Prepare an executive summary report of all of your project work to this point. Your summary should include the following:
• A one dimensional model with a clear description of its variables, parameter and terms
• Stability and Bifurcation analysis
• Conclusions
Your analysis should include all of the relevant calculations and graphs.

Topic 4
Add a new quantity to be modeled. Use this second first order nonlinear differential equation to create a 2-D model. This choice should follow logically from the topic of the project and the format of the second ODE. Its parameters should be described and justified, providing references where appropriate. The equations in the new 2-D system should be coupled, meaning that at least one of the two unknown quantities should be present on both of the differential equations of the system. Adding a new "player" to the model will likely change the original ode as well.

Topic 5
Analyze the stability of the newly created two-dimensional system using appropriate choices of the parameters of the system. This analysis will contain fixed points, fixed point classification linearization, stable and unstable manifolds, fixed point classification using a phase portrait analysis, and solution behavior alsousing phase portrait analysis.The mathematical analysis should be accompanied by an explanation of its meaning in term of the quantities of interest.

Topic 6
Analyze the system to determine if there is a limit cycle under certain model parameter choices.

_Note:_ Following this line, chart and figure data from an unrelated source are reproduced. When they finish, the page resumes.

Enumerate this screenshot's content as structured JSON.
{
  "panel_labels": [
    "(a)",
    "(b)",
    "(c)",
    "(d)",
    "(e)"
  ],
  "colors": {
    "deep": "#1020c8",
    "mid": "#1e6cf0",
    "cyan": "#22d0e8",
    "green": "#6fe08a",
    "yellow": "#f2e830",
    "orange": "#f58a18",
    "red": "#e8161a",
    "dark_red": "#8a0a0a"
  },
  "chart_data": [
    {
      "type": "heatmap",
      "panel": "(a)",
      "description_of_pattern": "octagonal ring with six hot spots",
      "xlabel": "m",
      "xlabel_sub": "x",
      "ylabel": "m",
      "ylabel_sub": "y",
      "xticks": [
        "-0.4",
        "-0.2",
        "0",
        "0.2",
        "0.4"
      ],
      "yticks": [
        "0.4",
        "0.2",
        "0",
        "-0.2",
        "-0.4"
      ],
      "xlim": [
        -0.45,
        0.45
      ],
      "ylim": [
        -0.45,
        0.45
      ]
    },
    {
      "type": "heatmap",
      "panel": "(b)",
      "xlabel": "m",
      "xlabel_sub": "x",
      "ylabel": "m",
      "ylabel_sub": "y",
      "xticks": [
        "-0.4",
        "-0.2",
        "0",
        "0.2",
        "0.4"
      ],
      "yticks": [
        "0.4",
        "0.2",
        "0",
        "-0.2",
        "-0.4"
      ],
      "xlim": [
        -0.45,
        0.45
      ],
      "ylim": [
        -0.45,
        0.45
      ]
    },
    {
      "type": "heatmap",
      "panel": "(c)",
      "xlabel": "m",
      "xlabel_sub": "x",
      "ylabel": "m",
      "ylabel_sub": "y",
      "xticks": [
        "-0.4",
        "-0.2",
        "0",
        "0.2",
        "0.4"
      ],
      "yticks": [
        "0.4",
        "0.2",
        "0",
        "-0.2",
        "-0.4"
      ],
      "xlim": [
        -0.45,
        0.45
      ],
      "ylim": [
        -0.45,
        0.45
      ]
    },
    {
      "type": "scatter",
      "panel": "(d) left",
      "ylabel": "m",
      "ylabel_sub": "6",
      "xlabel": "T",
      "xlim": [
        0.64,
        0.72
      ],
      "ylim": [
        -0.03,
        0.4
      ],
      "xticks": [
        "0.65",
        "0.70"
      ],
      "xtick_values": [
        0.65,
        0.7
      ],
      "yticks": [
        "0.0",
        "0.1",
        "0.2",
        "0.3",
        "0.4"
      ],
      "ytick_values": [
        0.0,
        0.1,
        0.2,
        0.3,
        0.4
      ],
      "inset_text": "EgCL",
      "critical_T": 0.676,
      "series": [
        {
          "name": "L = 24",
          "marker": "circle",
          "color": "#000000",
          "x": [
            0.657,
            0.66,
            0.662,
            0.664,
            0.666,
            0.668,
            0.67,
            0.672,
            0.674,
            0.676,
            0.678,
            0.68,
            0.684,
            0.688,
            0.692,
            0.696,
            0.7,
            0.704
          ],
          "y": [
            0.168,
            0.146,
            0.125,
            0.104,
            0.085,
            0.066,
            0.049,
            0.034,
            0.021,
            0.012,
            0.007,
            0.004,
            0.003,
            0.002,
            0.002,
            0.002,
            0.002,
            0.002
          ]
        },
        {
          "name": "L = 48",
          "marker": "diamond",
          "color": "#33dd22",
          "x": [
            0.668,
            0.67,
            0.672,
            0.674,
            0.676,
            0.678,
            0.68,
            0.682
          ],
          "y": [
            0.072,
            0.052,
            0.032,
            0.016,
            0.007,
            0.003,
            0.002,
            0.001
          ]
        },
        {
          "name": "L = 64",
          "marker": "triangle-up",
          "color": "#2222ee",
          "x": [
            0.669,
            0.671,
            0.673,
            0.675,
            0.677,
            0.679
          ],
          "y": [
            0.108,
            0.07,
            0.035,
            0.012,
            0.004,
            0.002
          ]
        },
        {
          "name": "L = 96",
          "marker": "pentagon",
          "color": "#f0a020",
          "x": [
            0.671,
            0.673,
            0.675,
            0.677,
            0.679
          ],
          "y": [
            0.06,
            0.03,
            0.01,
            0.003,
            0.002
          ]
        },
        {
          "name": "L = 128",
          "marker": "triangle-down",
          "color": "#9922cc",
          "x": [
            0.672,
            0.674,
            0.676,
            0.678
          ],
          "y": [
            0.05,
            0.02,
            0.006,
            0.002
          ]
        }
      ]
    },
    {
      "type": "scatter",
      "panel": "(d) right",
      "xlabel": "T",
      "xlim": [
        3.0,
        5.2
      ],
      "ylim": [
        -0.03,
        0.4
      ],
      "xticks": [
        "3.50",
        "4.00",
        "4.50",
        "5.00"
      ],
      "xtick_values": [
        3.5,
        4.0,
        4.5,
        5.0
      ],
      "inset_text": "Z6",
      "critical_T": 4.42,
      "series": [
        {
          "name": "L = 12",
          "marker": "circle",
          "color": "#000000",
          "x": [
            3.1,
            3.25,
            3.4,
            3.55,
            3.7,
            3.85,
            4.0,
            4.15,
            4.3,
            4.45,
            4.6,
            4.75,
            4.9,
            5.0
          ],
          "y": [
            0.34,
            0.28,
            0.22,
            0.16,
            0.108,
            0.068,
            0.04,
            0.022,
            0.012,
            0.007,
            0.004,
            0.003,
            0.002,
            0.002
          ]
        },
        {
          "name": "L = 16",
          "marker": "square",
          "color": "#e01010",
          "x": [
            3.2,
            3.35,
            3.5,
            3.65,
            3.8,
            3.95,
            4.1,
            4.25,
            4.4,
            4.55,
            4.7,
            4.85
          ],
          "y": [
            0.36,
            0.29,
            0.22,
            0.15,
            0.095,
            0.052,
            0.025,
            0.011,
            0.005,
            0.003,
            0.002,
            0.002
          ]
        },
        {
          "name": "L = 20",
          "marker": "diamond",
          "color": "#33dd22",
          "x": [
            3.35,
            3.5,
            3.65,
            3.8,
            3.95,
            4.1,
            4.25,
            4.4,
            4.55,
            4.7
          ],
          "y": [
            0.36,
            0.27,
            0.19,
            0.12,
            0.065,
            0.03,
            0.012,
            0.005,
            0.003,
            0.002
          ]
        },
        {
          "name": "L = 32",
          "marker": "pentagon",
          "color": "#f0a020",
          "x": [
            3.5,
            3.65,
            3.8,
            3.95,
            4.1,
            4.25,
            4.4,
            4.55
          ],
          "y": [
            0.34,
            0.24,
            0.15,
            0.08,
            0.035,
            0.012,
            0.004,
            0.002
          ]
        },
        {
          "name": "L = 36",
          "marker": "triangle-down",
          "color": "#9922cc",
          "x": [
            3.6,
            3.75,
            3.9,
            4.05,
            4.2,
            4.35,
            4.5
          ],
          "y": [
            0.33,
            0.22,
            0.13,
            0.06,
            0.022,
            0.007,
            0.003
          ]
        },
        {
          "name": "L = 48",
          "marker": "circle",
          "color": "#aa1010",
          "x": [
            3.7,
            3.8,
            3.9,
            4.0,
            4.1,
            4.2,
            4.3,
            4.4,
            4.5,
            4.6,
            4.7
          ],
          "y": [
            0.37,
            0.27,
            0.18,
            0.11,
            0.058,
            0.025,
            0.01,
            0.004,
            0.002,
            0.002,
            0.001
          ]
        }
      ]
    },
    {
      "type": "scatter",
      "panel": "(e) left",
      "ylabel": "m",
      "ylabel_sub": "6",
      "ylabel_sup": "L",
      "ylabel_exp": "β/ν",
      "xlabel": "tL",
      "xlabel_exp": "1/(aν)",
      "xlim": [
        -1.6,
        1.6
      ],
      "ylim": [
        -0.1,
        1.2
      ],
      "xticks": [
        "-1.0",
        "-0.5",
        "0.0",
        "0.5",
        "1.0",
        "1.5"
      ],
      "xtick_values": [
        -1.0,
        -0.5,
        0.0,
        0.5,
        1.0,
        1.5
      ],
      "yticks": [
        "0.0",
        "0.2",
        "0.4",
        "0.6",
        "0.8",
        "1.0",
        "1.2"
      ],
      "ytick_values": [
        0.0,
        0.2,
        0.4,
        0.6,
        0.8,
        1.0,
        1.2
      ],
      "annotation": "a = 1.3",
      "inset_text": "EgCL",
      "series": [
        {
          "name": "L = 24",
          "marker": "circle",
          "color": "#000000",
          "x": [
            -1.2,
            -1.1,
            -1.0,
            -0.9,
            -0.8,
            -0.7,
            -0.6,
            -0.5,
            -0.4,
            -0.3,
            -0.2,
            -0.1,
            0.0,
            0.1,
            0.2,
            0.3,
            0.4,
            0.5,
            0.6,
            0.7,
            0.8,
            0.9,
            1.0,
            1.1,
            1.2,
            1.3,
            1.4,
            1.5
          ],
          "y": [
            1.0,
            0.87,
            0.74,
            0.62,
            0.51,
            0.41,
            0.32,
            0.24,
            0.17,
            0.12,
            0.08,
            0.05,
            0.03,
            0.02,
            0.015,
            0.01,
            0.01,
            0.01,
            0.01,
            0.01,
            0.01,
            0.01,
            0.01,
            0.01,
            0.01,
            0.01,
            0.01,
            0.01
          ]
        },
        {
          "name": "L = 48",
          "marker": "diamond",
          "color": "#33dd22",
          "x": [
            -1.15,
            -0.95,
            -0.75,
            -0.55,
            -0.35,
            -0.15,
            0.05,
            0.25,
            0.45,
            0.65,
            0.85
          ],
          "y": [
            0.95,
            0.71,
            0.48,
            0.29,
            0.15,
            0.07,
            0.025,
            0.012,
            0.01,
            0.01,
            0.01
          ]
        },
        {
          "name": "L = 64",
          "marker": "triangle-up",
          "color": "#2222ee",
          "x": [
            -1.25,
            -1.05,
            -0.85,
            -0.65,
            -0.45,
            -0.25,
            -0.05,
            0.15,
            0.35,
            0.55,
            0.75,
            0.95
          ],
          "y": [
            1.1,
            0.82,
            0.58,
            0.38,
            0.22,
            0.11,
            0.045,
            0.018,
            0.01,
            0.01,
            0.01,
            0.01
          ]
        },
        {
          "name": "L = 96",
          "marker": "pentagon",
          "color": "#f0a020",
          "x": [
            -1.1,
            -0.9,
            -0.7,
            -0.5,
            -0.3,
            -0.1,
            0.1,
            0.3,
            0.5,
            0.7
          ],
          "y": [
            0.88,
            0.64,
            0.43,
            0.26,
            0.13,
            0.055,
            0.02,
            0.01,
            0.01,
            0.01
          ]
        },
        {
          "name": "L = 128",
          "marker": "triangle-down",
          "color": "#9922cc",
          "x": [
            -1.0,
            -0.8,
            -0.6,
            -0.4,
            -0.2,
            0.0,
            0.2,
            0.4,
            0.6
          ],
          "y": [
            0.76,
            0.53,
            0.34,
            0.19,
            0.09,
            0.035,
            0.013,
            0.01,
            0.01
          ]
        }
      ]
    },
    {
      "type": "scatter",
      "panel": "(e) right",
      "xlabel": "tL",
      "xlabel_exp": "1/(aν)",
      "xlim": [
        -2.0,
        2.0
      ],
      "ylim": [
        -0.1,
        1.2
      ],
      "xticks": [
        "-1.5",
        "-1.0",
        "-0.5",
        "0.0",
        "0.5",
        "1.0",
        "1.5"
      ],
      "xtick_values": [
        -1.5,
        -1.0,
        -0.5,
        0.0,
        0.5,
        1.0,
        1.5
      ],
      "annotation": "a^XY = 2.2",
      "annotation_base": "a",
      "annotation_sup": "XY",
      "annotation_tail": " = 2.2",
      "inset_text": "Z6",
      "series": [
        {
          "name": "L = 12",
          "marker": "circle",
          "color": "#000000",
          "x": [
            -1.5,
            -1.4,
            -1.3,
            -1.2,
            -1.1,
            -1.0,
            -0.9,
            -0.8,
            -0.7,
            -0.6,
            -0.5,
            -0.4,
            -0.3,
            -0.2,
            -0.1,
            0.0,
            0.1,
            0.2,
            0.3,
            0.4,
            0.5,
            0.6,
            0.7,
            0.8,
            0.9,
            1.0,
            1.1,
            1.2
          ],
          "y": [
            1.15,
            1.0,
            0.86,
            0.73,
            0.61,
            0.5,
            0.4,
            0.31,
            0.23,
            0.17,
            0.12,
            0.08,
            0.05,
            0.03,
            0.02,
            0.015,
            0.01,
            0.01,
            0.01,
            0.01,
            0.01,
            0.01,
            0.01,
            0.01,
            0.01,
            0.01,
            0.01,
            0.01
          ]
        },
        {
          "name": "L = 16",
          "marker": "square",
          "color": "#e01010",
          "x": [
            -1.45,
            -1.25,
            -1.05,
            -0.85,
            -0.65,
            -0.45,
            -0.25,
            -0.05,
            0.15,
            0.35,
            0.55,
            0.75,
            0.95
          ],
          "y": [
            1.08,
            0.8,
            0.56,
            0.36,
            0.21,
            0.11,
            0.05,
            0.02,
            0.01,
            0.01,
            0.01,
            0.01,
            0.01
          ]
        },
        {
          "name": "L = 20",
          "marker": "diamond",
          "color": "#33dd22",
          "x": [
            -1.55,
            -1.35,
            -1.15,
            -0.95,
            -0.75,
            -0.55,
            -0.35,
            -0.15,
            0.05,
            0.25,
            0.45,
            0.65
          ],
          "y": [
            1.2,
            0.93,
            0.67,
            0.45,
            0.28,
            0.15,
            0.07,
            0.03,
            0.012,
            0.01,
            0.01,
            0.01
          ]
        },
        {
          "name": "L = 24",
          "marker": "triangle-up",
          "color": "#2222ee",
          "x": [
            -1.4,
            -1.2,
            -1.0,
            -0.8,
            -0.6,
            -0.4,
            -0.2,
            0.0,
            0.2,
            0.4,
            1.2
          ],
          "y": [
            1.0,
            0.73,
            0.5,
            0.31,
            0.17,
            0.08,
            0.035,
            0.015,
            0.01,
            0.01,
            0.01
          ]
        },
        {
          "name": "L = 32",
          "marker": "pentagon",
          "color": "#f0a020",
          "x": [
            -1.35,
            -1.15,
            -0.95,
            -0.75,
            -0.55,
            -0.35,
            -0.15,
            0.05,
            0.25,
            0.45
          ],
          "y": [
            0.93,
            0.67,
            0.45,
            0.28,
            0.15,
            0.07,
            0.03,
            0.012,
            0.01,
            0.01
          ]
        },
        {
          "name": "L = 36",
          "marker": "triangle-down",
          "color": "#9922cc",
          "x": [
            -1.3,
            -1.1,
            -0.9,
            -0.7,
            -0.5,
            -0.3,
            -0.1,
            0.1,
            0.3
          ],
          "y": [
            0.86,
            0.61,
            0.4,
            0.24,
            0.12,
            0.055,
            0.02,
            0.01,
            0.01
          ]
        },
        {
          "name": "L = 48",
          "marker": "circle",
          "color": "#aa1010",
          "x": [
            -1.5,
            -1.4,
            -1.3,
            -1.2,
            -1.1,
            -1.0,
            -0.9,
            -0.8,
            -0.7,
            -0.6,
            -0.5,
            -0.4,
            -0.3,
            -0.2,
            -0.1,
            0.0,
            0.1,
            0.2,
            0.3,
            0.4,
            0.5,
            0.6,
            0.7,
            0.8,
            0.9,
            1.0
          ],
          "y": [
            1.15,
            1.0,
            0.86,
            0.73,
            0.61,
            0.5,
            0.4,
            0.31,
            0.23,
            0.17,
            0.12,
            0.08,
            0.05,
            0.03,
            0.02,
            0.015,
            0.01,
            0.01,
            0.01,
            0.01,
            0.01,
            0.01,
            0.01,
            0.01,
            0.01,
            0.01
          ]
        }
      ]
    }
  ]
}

This is an advanced topic that will require increased critical thinking and the learner is encouraged to use the discussion forum in the LMS to communicate with the rest of the classroom as well as the instructor.

Topic 7
Analyze the parameter space of the model and discuss its bifurcation patterns. The analysis should include bifurcation points, their classification, and any appropriate diagrams. This is also a rich topic, and it is encouraged that you consult with the instructor and other classmates before embarking in an analysis that exceeds the scope of this assignment.

Topic 8
Prepare an executive summary reportof the project. This report should contain:
• A two dimensional model with a clear description of its variables, parameter and terms
• Stability and Bifurcation analysis
• Conclusions